Is second phrase correct? The main sentence is : No agreement has yet been reached and the negotiations are still ongoing.
"Yet" is an adverb. Adverbs typically precede the words they modify. And yet...
It's not a split infinitive, which is "to [adverb] [verb]"; nothing ever goes between "to" and a verb. But this is similar. Probably a rule, but I don't know what it's called.
You must say "I have not been"; you can't say "I not have been". But you can say "I never have been", "I always have been", etc. But most people say "I have never been", "I have always been", etc. In fact, putting "never" and "always" between "have" and "been" is far more common.
It seems awkward to say "No agreement yet has been reached." But maybe that's just because your alternative, "No agreement has been reached yet" is so common. And I'd say "yet" at the end is far more common than "yet" between "has" and "been".
That's why "always" and "never" (can? should?) go before "has been". But, as I said, that's just not the case (or doesn't seem to be) with "yet."
In many (most?) cases, the position of the adverb affects the meaning.

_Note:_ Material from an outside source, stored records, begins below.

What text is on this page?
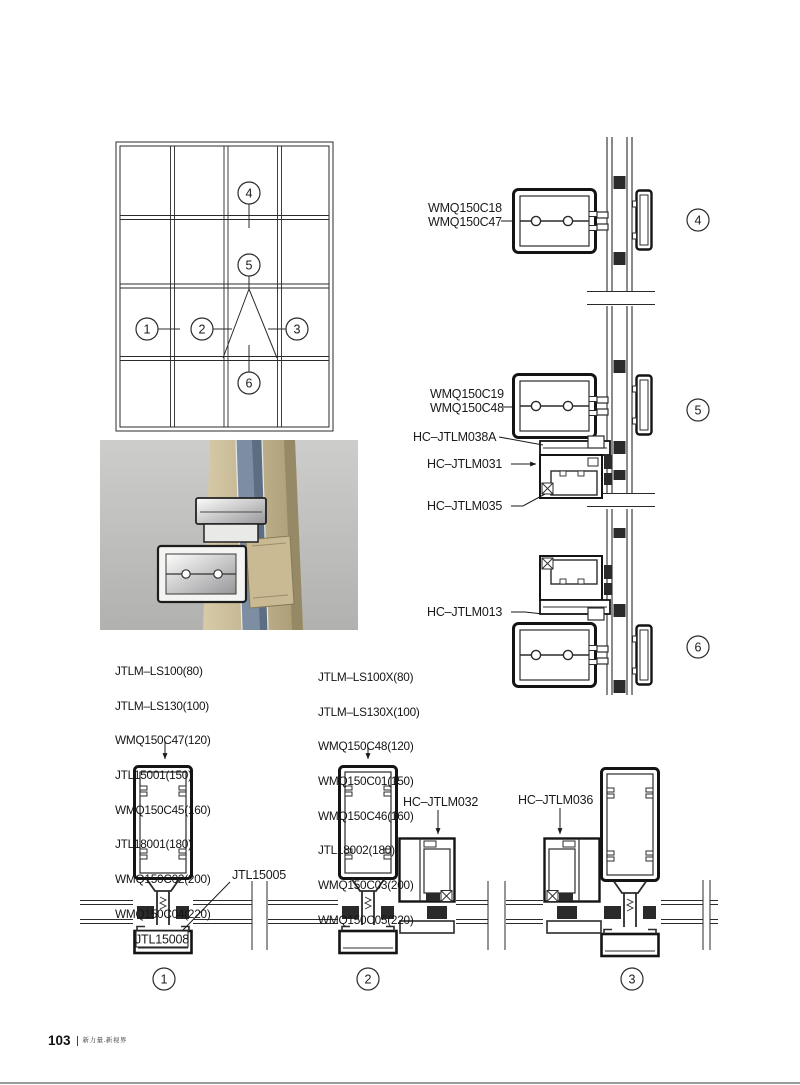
1	2	3
4
5
6
WMQ150C18
WMQ150C47
WMQ150C19
WMQ150C48
HC–JTLM038A
HC–JTLM031
HC–JTLM035
HC–JTLM013
4
5
6
JTL15008
JTL15005
HC–JTLM032	HC–JTLM036
1	2	3

JTLM–LS100(80)

JTLM–LS130(100)

WMQ150C47(120)

JTL15001(150)

WMQ150C45(160)

JTL18001(180)

WMQ150C02(200)

WMQ150C04(220)

JTLM–LS100X(80)

JTLM–LS130X(100)

WMQ150C48(120)

WMQ150C01(150)

WMQ150C46(160)

JTL18002(180)

WMQ150C03(200)

WMQ150C05(220)

103	新力量.新视界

Only Jim ate the cake. (No one else ate cake.) Jim only ate the cake. (Jim didn't do anything else with the cake.) Jim ate only the cake. (Jim didn't eat anything other than the cake.) Jim ate the cake only. (Nope.)
Always Jim has been a good student. (Nope.) Jim always has been a good student. (Yes.) Jim has always been a good student. (Maybe.) Jim has been always a good student. (Nope.) Jim has been a good student always. (Nope.)
Yet Jim hasn't been a good student. (Nope.) Jim yet hasn't been a good student. (Nope.) Jim hasn't yet been a good student. (Maybe.) Jim hasn't been yet a good student. (Nope.) Jim hasn't been a good student yet. (Yes.)
"Yet" must be one of them irregular adverbs.